Find the parking brake knob or switch, release it, find a runway, and shove the throttle up to full blast. You’re flying 20 seconds later. Take note of what speed it wants to lift off at. Plan to fly approach 10-15 knots below that.

The key thing is that at least up through that era of fighters, 99% of controlling the airplane systems is through more or less conventional switches and conventional controls. Every airplane is just a variant of the same overarching theme.

Conversely, all the weapons & radar and ECM & … stuff is totally in the computers / MFDs / HUD / magic helmet, etc. And, as I said, good friggin’ luck to anyone, even somebody like me after 30ish years, figuring any of that out any time soon. With the engine running you’ll have normal electricity so you can play with thebuttons for awhile, but there’s a couple hours worth of fiddling to begin to start to make sense of the easy parts. Why bother? At least for enipla’s question.

Somebody like *LLama *or myself could use it to go joyriding on a sunny day. And probably live to tell the tail at least once. But we couldn’t use it as a weapon, even against cooperative targets.

Would some P-51/Spitfire pilot in 1943 be able to figure even this much out and go joyriding? Almost certainly not.

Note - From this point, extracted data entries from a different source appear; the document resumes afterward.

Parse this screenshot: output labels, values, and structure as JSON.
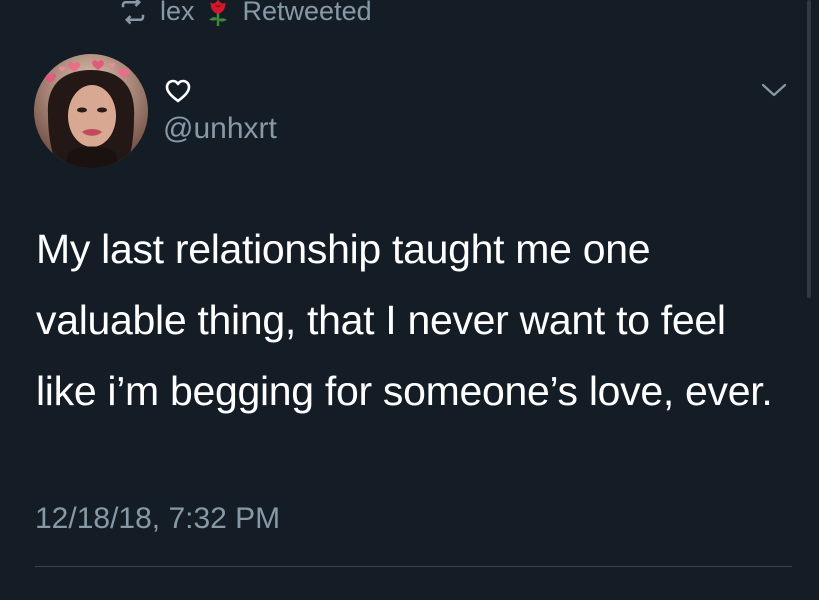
{
  "retweet_bar": {
    "icon": "retweet-icon",
    "name": "lex",
    "emoji": "rose-icon",
    "label": "Retweeted"
  },
  "author": {
    "badge_icon": "heart-outline-icon",
    "handle": "@unhxrt"
  },
  "tweet": {
    "text": "My last relationship taught me one valuable thing, that I never want to feel like i’m begging for someone’s love, ever.",
    "timestamp": "12/18/18, 7:32 PM"
  },
  "menu": {
    "icon": "chevron-down-icon"
  },
  "colors": {
    "background": "#141d26",
    "text": "#ffffff",
    "secondary": "#8899a6",
    "divider": "#38444d"
  }
}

I just spent a bit more time googling around. The F-22 looks to be not that different from the earlier era in terms of switchology for getting it running. The F-35 cockpit looks a lot more minimalist, implying pretty much everything is onscreen.

Which might be more difficult to figure out, or it might have the big “EASY” button. At least for the process of getting the airplane started. Which is really the only hard part if you just want to go joyriding.

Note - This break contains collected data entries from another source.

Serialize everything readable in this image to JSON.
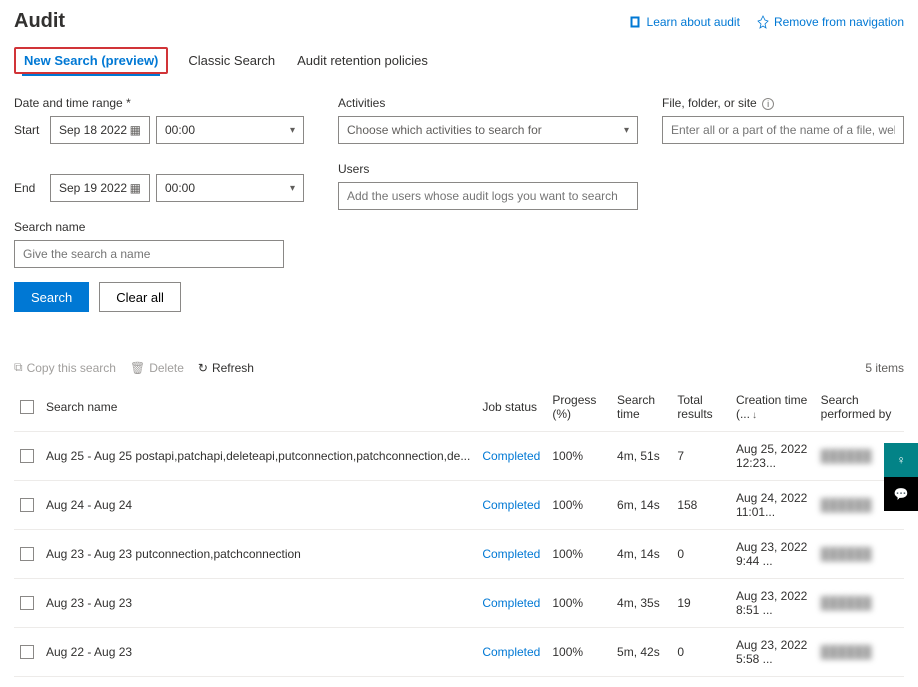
{
  "header": {
    "title": "Audit",
    "links": [
      {
        "label": "Learn about audit"
      },
      {
        "label": "Remove from navigation"
      }
    ]
  },
  "tabs": [
    {
      "label": "New Search (preview)",
      "active": true,
      "highlighted": true
    },
    {
      "label": "Classic Search"
    },
    {
      "label": "Audit retention policies"
    }
  ],
  "form": {
    "dateRangeLabel": "Date and time range *",
    "startLabel": "Start",
    "startDate": "Sep 18 2022",
    "startTime": "00:00",
    "endLabel": "End",
    "endDate": "Sep 19 2022",
    "endTime": "00:00",
    "searchNameLabel": "Search name",
    "searchNamePlaceholder": "Give the search a name",
    "activitiesLabel": "Activities",
    "activitiesPlaceholder": "Choose which activities to search for",
    "usersLabel": "Users",
    "usersPlaceholder": "Add the users whose audit logs you want to search",
    "fileLabel": "File, folder, or site",
    "filePlaceholder": "Enter all or a part of the name of a file, website, or folder",
    "searchBtn": "Search",
    "clearBtn": "Clear all"
  },
  "toolbar": {
    "copy": "Copy this search",
    "delete": "Delete",
    "refresh": "Refresh",
    "itemCount": "5 items"
  },
  "table": {
    "headers": {
      "search": "Search name",
      "status": "Job status",
      "progress": "Progess (%)",
      "time": "Search time",
      "results": "Total results",
      "creation": "Creation time (...",
      "performed": "Search performed by"
    },
    "rows": [
      {
        "search": "Aug 25 - Aug 25 postapi,patchapi,deleteapi,putconnection,patchconnection,de...",
        "status": "Completed",
        "progress": "100%",
        "time": "4m, 51s",
        "results": "7",
        "creation": "Aug 25, 2022 12:23...",
        "performed": "██████"
      },
      {
        "search": "Aug 24 - Aug 24",
        "status": "Completed",
        "progress": "100%",
        "time": "6m, 14s",
        "results": "158",
        "creation": "Aug 24, 2022 11:01...",
        "performed": "██████"
      },
      {
        "search": "Aug 23 - Aug 23 putconnection,patchconnection",
        "status": "Completed",
        "progress": "100%",
        "time": "4m, 14s",
        "results": "0",
        "creation": "Aug 23, 2022 9:44 ...",
        "performed": "██████"
      },
      {
        "search": "Aug 23 - Aug 23",
        "status": "Completed",
        "progress": "100%",
        "time": "4m, 35s",
        "results": "19",
        "creation": "Aug 23, 2022 8:51 ...",
        "performed": "██████"
      },
      {
        "search": "Aug 22 - Aug 23",
        "status": "Completed",
        "progress": "100%",
        "time": "5m, 42s",
        "results": "0",
        "creation": "Aug 23, 2022 5:58 ...",
        "performed": "██████"
      }
    ]
  }
}
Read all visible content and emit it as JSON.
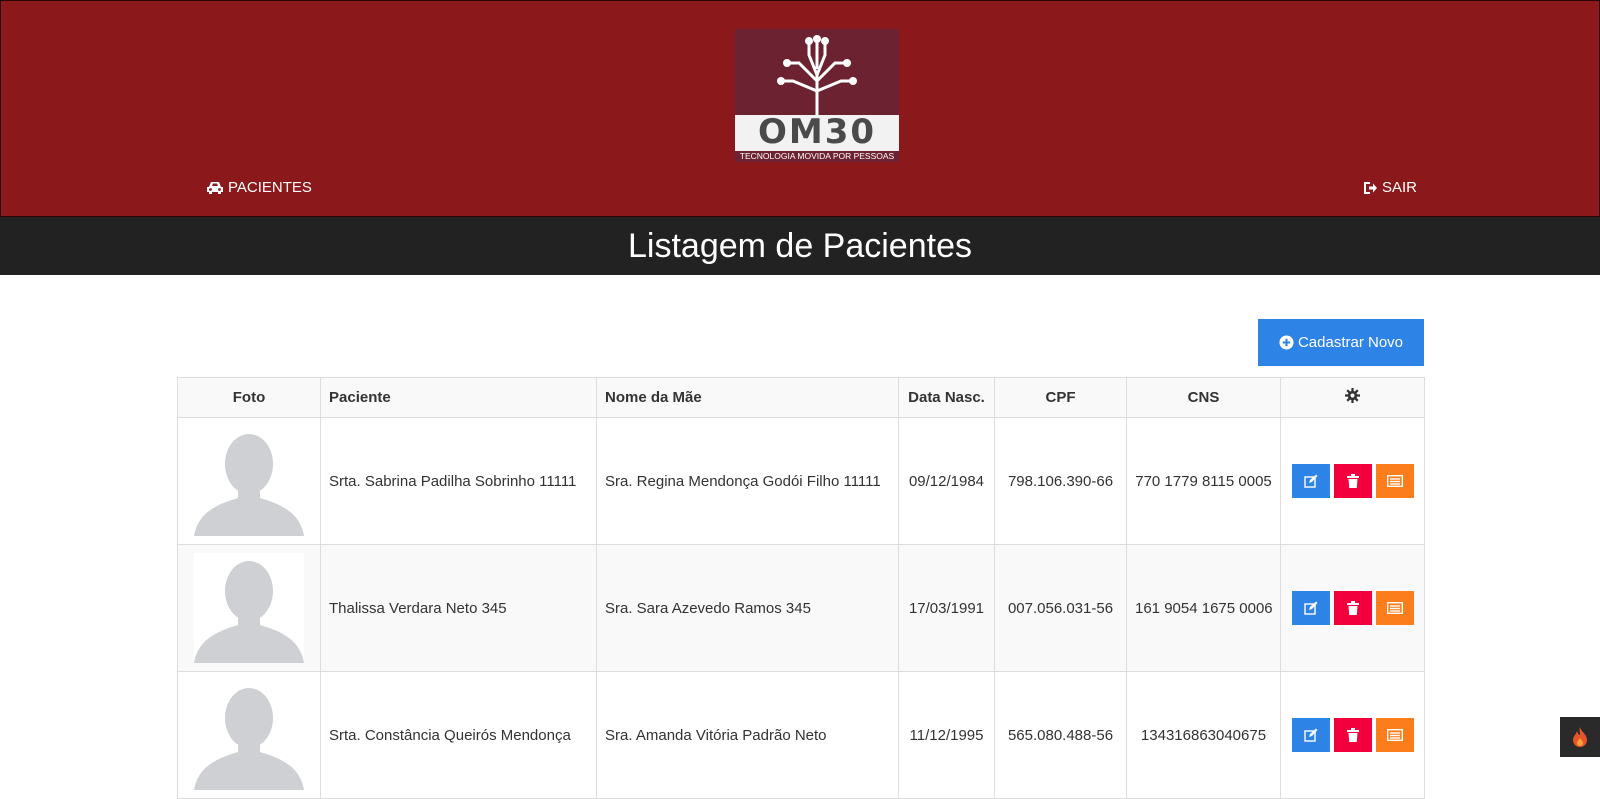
{
  "header": {
    "logo": {
      "text": "OM30",
      "tagline": "TECNOLOGIA MOVIDA POR PESSOAS"
    },
    "nav": {
      "pacientes": {
        "label": "PACIENTES",
        "icon": "car-icon"
      },
      "sair": {
        "label": "SAIR",
        "icon": "sign-out-icon"
      }
    },
    "colors": {
      "header_bg": "#8b181b",
      "title_bg": "#222222"
    }
  },
  "page": {
    "title": "Listagem de Pacientes"
  },
  "actions": {
    "new_button_label": "Cadastrar Novo",
    "new_button_icon": "plus-circle-icon",
    "accent": "#2d84e6"
  },
  "table": {
    "headers": {
      "foto": "Foto",
      "paciente": "Paciente",
      "mae": "Nome da Mãe",
      "nasc": "Data Nasc.",
      "cpf": "CPF",
      "cns": "CNS",
      "settings_icon": "gear-icon"
    },
    "rows": [
      {
        "paciente": "Srta. Sabrina Padilha Sobrinho 11111",
        "mae": "Sra. Regina Mendonça Godói Filho 11111",
        "nasc": "09/12/1984",
        "cpf": "798.106.390-66",
        "cns": "770 1779 8115 0005"
      },
      {
        "paciente": "Thalissa Verdara Neto 345",
        "mae": "Sra. Sara Azevedo Ramos 345",
        "nasc": "17/03/1991",
        "cpf": "007.056.031-56",
        "cns": "161 9054 1675 0006"
      },
      {
        "paciente": "Srta. Constância Queirós Mendonça",
        "mae": "Sra. Amanda Vitória Padrão Neto",
        "nasc": "11/12/1995",
        "cpf": "565.080.488-56",
        "cns": "134316863040675"
      }
    ],
    "row_actions": {
      "edit": {
        "icon": "edit-icon",
        "color": "#2d84e6"
      },
      "delete": {
        "icon": "trash-icon",
        "color": "#f2003e"
      },
      "details": {
        "icon": "list-icon",
        "color": "#fb7d1c"
      }
    }
  },
  "corner_widget": {
    "icon": "flame-icon"
  }
}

Sounds like someone seen the Philadelphia experiment two

the Philadelphia experiment two (really low budget) apparently someone did the experiment again and managed to send a b-2 type of plane back to the third reich (and incidentally pulled the hero who was in the first movie along with it )

which they used to win ww2 by bombing Washington dc Well one of their designers claimed it as his but when he couldn’t fix it or make another he killed himself in disgrace They couldn’t even find bombs for it

when in the reich dominated future resistance figured out what happened they sent the hero back in time to destroy it he went back in the past and blew it and where they were doing the experiment up and restored time to what it was supposed to be

Tomorrow.

I can establish a physics-based bright line.

Before Earth’s Great Oxygenation Event, the atmosphere would lack the oxygen needed to sustain any air-breathing engine. The engines of a jet or prop plane would flame out or sputter to a stop if the aircraft were magically time-teleported into the early Palæoproterozoic Era.

So, no farther back than 2.5 billion years. :smiley:

Heh. In the Carboniferous era (350million - 300 million years ago), the atmospheric oxygen content was 50% higher than it is now. Might make burning that JP5 a bit… energetic.

Do you want a span when it’d be continuously useful, or the earliest time it’d be useful, period? A medieval king would have use for it whatsoever, but a paleolithic man would find the cockpit to be an excellent shelter, far surpassing any of his other options.

Fuelwise you aren’t going back further than mid-19th century or so. Assuming your plane will burn kerosene.

And electrics will be impossible pre-Tesla.

I was thinking about that as well. The utility of it would change from era to era. I’m skeptical that a medieval king would find no use for it (I’m guessing there’s a typo in that sentence). It could be a marvelous work of art, it could advance science, it could provide rare materials such as ultra-hard steel or aluminum (I obviously have no idea what modern fighter jets are made from), it could just provide excellent wheels for the king’s carriage if they’re hacked off and bolted on.

More than a couple of decades back, and I suspect that it’d be useless as a flying conveyance; but humans are endlessly inventive, and I suspect that in any era, a sufficiently creative human could figure out some excellent use for a fighter jet.

I seem to recall F-15’s need Hydrazine for their APU’s, so that is a two edged limit. One, you need it to start, Two, it’s hazmat.